In the pom file of spring boot project, the introduction of elastic search relies on spring boot starter data elastic search, as follows:

<dependency> <groupId>org.springframework.boot</groupId> <artifactId>spring-boot-starter-data-elasticsearch</artifactId> </dependency>

Configuration file in springboot application.properties File to fill in the configuration of elasticsearch. The 9300 port used here is the TCP protocol port.

server.port=8500 spring.data.elasticsearch.cluster-nodes=127.0.0.1:9300 spring.data.elasticsearch.cluster-name=my-application

Similar to most spring boot starter data JPA, entity objects are used to correspond with the storage structure fields of the database.
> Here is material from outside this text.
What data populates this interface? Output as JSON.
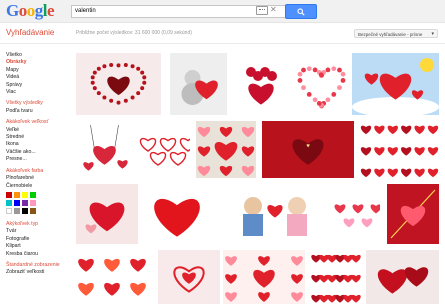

Using @ Document(indexName = "user") annotation, a user index will be created in elasticsearch, and the white name uId field of @ id annotation is the id field of elasticsearch.

@Document(indexName = "user") public class User implements Serializable { @Id private String uId; private String name; private Integer age; private String address; //Omit getter setter }

Write an interface UserRepository to inherit the ElasticsearchRepository, which contains the basic ability of adding, deleting, modifying and querying. Add @ Repository annotation to the interface class and inject it into the spring container.

@Repository public interface UserRepository extends ElasticsearchRepository<User, String> { }

UserServiceImpl class to operate the interface of UserRepository, to operate Elasticsearch.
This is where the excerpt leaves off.